While she hummed a sweet little song and admired herself in the mirror, I went to her bedroom door and closed it softly. An array of brushes and powders and rouges were laid out in front of her, as she debated which to apply first.

I took a deep breath. “Lucy . . .”

“If you don’t start getting ready, we’ll miss the masquerade all together.” She picked up a thick brush and started dusting powder on her cheeks. I remained by the door, not sure how to say the words warring in my throat. She threw me an exasperated glance and I crossed to her dresser, fiddling halfheartedly with a stick of rouge. The lilies on the table stole my attention. Flowers were subject to the laws of mathematics, a fact few people knew. You could see the repeating patterns if you looked hard enough. And I tried to look hard, but Lucy snapped her fingers.

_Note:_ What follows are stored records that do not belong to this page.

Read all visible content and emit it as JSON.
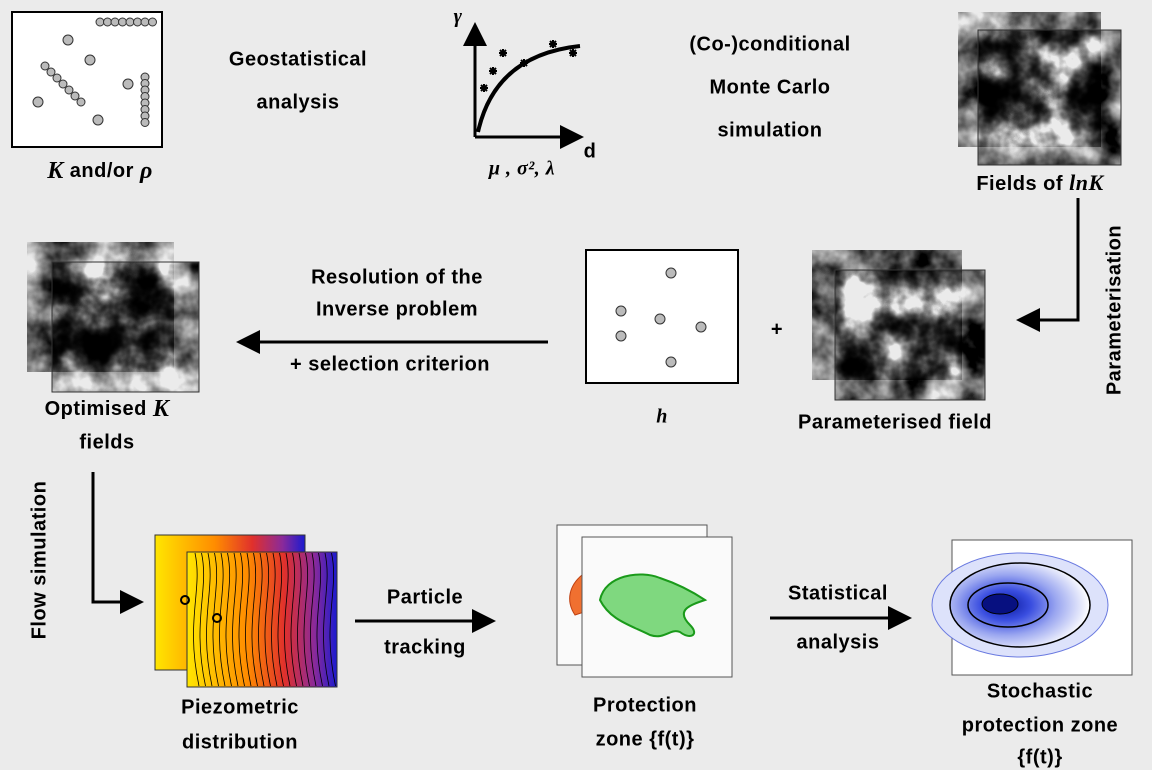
{
  "inputs": {
    "label_parts": [
      "K",
      " and/or ",
      "ρ"
    ]
  },
  "geostatistics": {
    "lines": [
      "Geostatistical",
      "analysis"
    ]
  },
  "variogram": {
    "y_axis": "γ",
    "x_axis": "d",
    "parameters": "μ , σ², λ"
  },
  "simulation": {
    "lines": [
      "(Co-)conditional",
      "Monte Carlo",
      "simulation"
    ]
  },
  "fields": {
    "label_parts": [
      "Fields of ",
      "ln",
      "K"
    ]
  },
  "parameterisation": "Parameterisation",
  "parameterised_field": {
    "plus": "+",
    "label": "Parameterised field"
  },
  "head": "h",
  "inverse": {
    "lines": [
      "Resolution of the",
      "Inverse problem",
      "+ selection criterion"
    ]
  },
  "optimised": {
    "label_parts": [
      "Optimised ",
      "K"
    ],
    "line2": "fields"
  },
  "flow_simulation": "Flow simulation",
  "piezometric": {
    "lines": [
      "Piezometric",
      "distribution"
    ]
  },
  "particle_tracking": {
    "lines": [
      "Particle",
      "tracking"
    ]
  },
  "protection_zone": {
    "lines": [
      "Protection",
      "zone {f(t)}"
    ]
  },
  "statistical_analysis": {
    "lines": [
      "Statistical",
      "analysis"
    ]
  },
  "stochastic_zone": {
    "lines": [
      "Stochastic",
      "protection zone",
      "{f(t)}"
    ]
  }
}
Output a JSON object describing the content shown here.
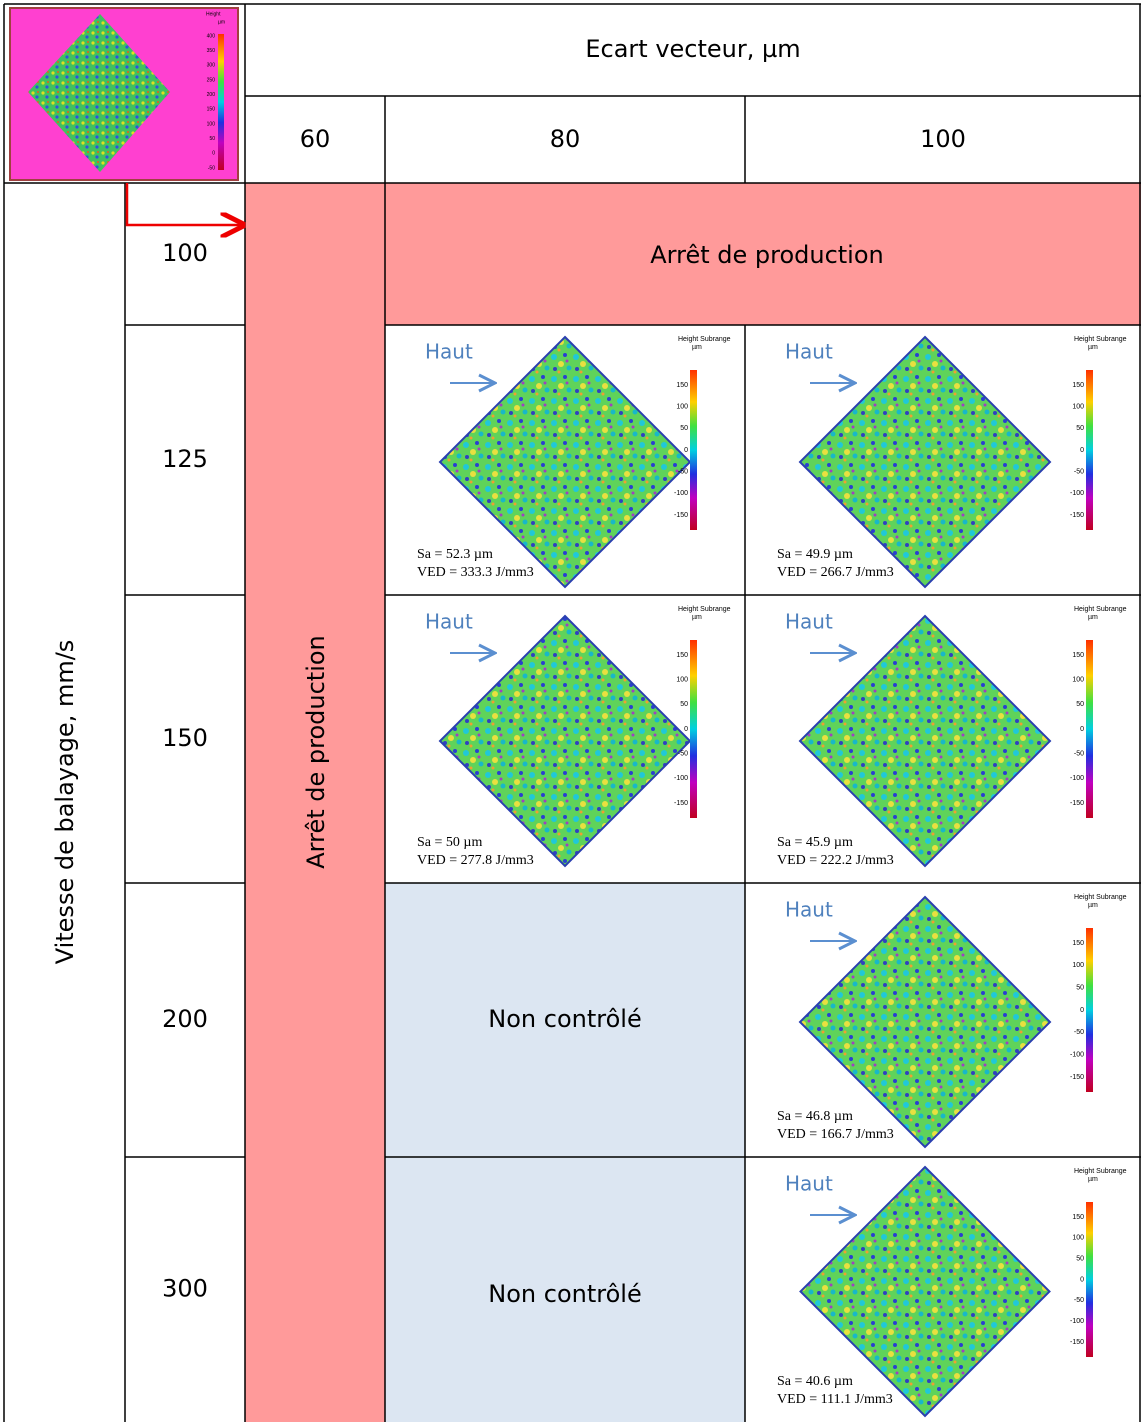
{
  "thumbnail": {
    "legend_title": "Height",
    "unit": "µm",
    "ticks": [
      "400",
      "350",
      "300",
      "250",
      "200",
      "150",
      "100",
      "50",
      "0",
      "-50"
    ]
  },
  "header": {
    "title": "Ecart vecteur, µm",
    "columns": [
      "60",
      "80",
      "100"
    ]
  },
  "row_header": "Vitesse de balayage, mm/s",
  "rows": [
    "100",
    "125",
    "150",
    "200",
    "300"
  ],
  "stopped": "Arrêt de production",
  "not_controlled": "Non contrôlé",
  "haut": "Haut",
  "colorbar": {
    "title": "Height Subrange",
    "unit": "µm",
    "ticks": [
      "150",
      "100",
      "50",
      "0",
      "-50",
      "-100",
      "-150"
    ]
  },
  "measurements": [
    {
      "sa": "Sa = 52.3 µm",
      "ved": "VED = 333.3 J/mm3"
    },
    {
      "sa": "Sa = 49.9 µm",
      "ved": "VED = 266.7 J/mm3"
    },
    {
      "sa": "Sa = 50 µm",
      "ved": "VED = 277.8 J/mm3"
    },
    {
      "sa": "Sa = 45.9 µm",
      "ved": "VED = 222.2 J/mm3"
    },
    {
      "sa": "Sa = 46.8 µm",
      "ved": "VED = 166.7 J/mm3"
    },
    {
      "sa": "Sa = 40.6 µm",
      "ved": "VED = 111.1 J/mm3"
    }
  ]
}
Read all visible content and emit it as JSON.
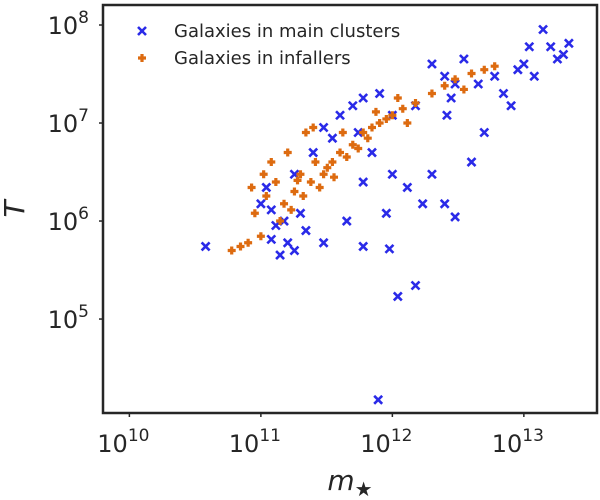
{
  "chart_data": {
    "type": "scatter",
    "title": "",
    "xlabel_main": "m",
    "xlabel_sub": "★",
    "ylabel": "T",
    "xscale": "log",
    "yscale": "log",
    "xlim": [
      6300000000.0,
      36000000000000.0
    ],
    "ylim": [
      11000.0,
      160000000.0
    ],
    "x_ticks": [
      {
        "base": "10",
        "exp": "10",
        "value": 10000000000.0
      },
      {
        "base": "10",
        "exp": "11",
        "value": 100000000000.0
      },
      {
        "base": "10",
        "exp": "12",
        "value": 1000000000000.0
      },
      {
        "base": "10",
        "exp": "13",
        "value": 10000000000000.0
      }
    ],
    "y_ticks": [
      {
        "base": "10",
        "exp": "5",
        "value": 100000.0
      },
      {
        "base": "10",
        "exp": "6",
        "value": 1000000.0
      },
      {
        "base": "10",
        "exp": "7",
        "value": 10000000.0
      },
      {
        "base": "10",
        "exp": "8",
        "value": 100000000.0
      }
    ],
    "grid": false,
    "legend_position": "top-left",
    "series": [
      {
        "name": "Galaxies in main clusters",
        "marker": "x",
        "color": "#2a2ae8",
        "points": [
          [
            38000000000.0,
            550000.0
          ],
          [
            140000000000.0,
            450000.0
          ],
          [
            160000000000.0,
            600000.0
          ],
          [
            120000000000.0,
            650000.0
          ],
          [
            180000000000.0,
            500000.0
          ],
          [
            220000000000.0,
            800000.0
          ],
          [
            300000000000.0,
            600000.0
          ],
          [
            600000000000.0,
            550000.0
          ],
          [
            950000000000.0,
            520000.0
          ],
          [
            1100000000000.0,
            170000.0
          ],
          [
            1500000000000.0,
            220000.0
          ],
          [
            780000000000.0,
            15000.0
          ],
          [
            2500000000000.0,
            1500000.0
          ],
          [
            3000000000000.0,
            1100000.0
          ],
          [
            1700000000000.0,
            1500000.0
          ],
          [
            1300000000000.0,
            2200000.0
          ],
          [
            120000000000.0,
            1300000.0
          ],
          [
            150000000000.0,
            1000000.0
          ],
          [
            100000000000.0,
            1500000.0
          ],
          [
            110000000000.0,
            2200000.0
          ],
          [
            450000000000.0,
            1000000.0
          ],
          [
            900000000000.0,
            1200000.0
          ],
          [
            4000000000000.0,
            4000000.0
          ],
          [
            5000000000000.0,
            8000000.0
          ],
          [
            8000000000000.0,
            15000000.0
          ],
          [
            12000000000000.0,
            30000000.0
          ],
          [
            16000000000000.0,
            60000000.0
          ],
          [
            22000000000000.0,
            65000000.0
          ],
          [
            14000000000000.0,
            90000000.0
          ],
          [
            20000000000000.0,
            50000000.0
          ],
          [
            3000000000000.0,
            25000000.0
          ],
          [
            2500000000000.0,
            30000000.0
          ],
          [
            10000000000000.0,
            40000000.0
          ],
          [
            6000000000000.0,
            30000000.0
          ],
          [
            7000000000000.0,
            20000000.0
          ],
          [
            800000000000.0,
            20000000.0
          ],
          [
            600000000000.0,
            18000000.0
          ],
          [
            500000000000.0,
            15000000.0
          ],
          [
            400000000000.0,
            12000000.0
          ],
          [
            300000000000.0,
            9000000.0
          ],
          [
            2000000000000.0,
            40000000.0
          ],
          [
            1500000000000.0,
            15000000.0
          ],
          [
            1000000000000.0,
            12000000.0
          ],
          [
            180000000000.0,
            3000000.0
          ],
          [
            250000000000.0,
            5000000.0
          ],
          [
            350000000000.0,
            7000000.0
          ],
          [
            550000000000.0,
            8000000.0
          ],
          [
            2800000000000.0,
            18000000.0
          ],
          [
            4500000000000.0,
            25000000.0
          ],
          [
            9000000000000.0,
            35000000.0
          ],
          [
            130000000000.0,
            900000.0
          ],
          [
            200000000000.0,
            1200000.0
          ],
          [
            1000000000000.0,
            3000000.0
          ],
          [
            2000000000000.0,
            3000000.0
          ],
          [
            600000000000.0,
            2500000.0
          ],
          [
            3500000000000.0,
            45000000.0
          ],
          [
            18000000000000.0,
            45000000.0
          ],
          [
            11000000000000.0,
            60000000.0
          ],
          [
            2600000000000.0,
            12000000.0
          ],
          [
            700000000000.0,
            5000000.0
          ]
        ]
      },
      {
        "name": "Galaxies in infallers",
        "marker": "plus-filled",
        "color": "#dd6b10",
        "points": [
          [
            60000000000.0,
            500000.0
          ],
          [
            70000000000.0,
            550000.0
          ],
          [
            80000000000.0,
            600000.0
          ],
          [
            100000000000.0,
            700000.0
          ],
          [
            90000000000.0,
            1200000.0
          ],
          [
            110000000000.0,
            1800000.0
          ],
          [
            130000000000.0,
            2500000.0
          ],
          [
            150000000000.0,
            1500000.0
          ],
          [
            120000000000.0,
            4000000.0
          ],
          [
            160000000000.0,
            5000000.0
          ],
          [
            250000000000.0,
            9000000.0
          ],
          [
            220000000000.0,
            8000000.0
          ],
          [
            180000000000.0,
            2000000.0
          ],
          [
            200000000000.0,
            3000000.0
          ],
          [
            240000000000.0,
            2500000.0
          ],
          [
            300000000000.0,
            3000000.0
          ],
          [
            350000000000.0,
            4000000.0
          ],
          [
            400000000000.0,
            5000000.0
          ],
          [
            500000000000.0,
            6000000.0
          ],
          [
            600000000000.0,
            8000000.0
          ],
          [
            700000000000.0,
            9000000.0
          ],
          [
            800000000000.0,
            10000000.0
          ],
          [
            1000000000000.0,
            12000000.0
          ],
          [
            1200000000000.0,
            14000000.0
          ],
          [
            1500000000000.0,
            16000000.0
          ],
          [
            2000000000000.0,
            20000000.0
          ],
          [
            2500000000000.0,
            24000000.0
          ],
          [
            3000000000000.0,
            28000000.0
          ],
          [
            4000000000000.0,
            32000000.0
          ],
          [
            5000000000000.0,
            35000000.0
          ],
          [
            6000000000000.0,
            38000000.0
          ],
          [
            280000000000.0,
            2200000.0
          ],
          [
            320000000000.0,
            3500000.0
          ],
          [
            450000000000.0,
            4500000.0
          ],
          [
            550000000000.0,
            5500000.0
          ],
          [
            140000000000.0,
            1000000.0
          ],
          [
            170000000000.0,
            1300000.0
          ],
          [
            210000000000.0,
            1800000.0
          ],
          [
            650000000000.0,
            7000000.0
          ],
          [
            900000000000.0,
            11000000.0
          ],
          [
            360000000000.0,
            2800000.0
          ],
          [
            260000000000.0,
            4000000.0
          ],
          [
            85000000000.0,
            2200000.0
          ],
          [
            105000000000.0,
            3000000.0
          ],
          [
            750000000000.0,
            13000000.0
          ],
          [
            1100000000000.0,
            18000000.0
          ],
          [
            3500000000000.0,
            22000000.0
          ],
          [
            1300000000000.0,
            10000000.0
          ],
          [
            420000000000.0,
            8000000.0
          ],
          [
            190000000000.0,
            2600000.0
          ]
        ]
      }
    ]
  }
}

She met my eyes in the mirror, giving me a questioning look. “Juliet, what’s going through your head?”

Her voice had a softer timber than normal. For everyone else she pitched her voice higher, exaggerating her words. But now, in the intimacy of the small room, she had dropped the act. The least I could do was show her the same courtesy.

I perched on the edge of the chair next to her. “Do you remember when you said we were like sisters, and we should tell each other everything?” She nodded slowly. “I lied to you about the island.”

Her eyes went wide. She didn’t speak right away; instead she set down the makeup brush and stood, then twisted the key in the door’s lock, before coming back and taking her seat again.

“I’ve always suspected it,” she whispered, though there was no trace of hurt in her voice. “You were gone a
year.
When you came back, showing up in that hospital looking thin as a twig and half crazed and utterly penniless, saying nothing more than you’d found your father and he’d died, I knew you weren’t telling me something.” She glanced at the door one final time. “Now tell me.”

I wouldn’t have thought it easy to reduce a year’s worth of life to a short, whispered conversation in the quiet of Lucy’s bedroom. But as soon as I told her about arriving on the island and discovering Father’s secrets, the story started to roll out of me. I told her about Montgomery, and how we’d loved each other but he’d stayed behind instead of returning with me. I told her about the beast-men, who had been so gentle and childlike at the beginning, and witnessing Father create them in his blood-red laboratory, and then how they’d regressed into monsters. She didn’t speak the entire time—her face was white, her voice stolen.

I was about to tell her the hardest part—Edward—but paused. She claimed to admire him. It wasn’t so easy to reveal that he was one of Father’s more gifted creations—as well as London’s most notorious mass murderer.

“There’s more, but . . .” I hesitated at her white face, fearing the news about Edward would shatter her. I swallowed and instead said, “Father was corresponding with someone here, one of the King’s Men. There are letters. . . .”

But my words died at the look on her face. She’d been deathly silent throughout my explanation, but now a deep red color came to her cheeks.

“Letters?” she whispered.
“Letters
? Oh God, Juliet.”

Before I could respond she pulled me into a tight, desperate embrace, her heart thumping nearly as fast as my own.

“I know it’s all hard to believe,” I said, squeezing her even harder.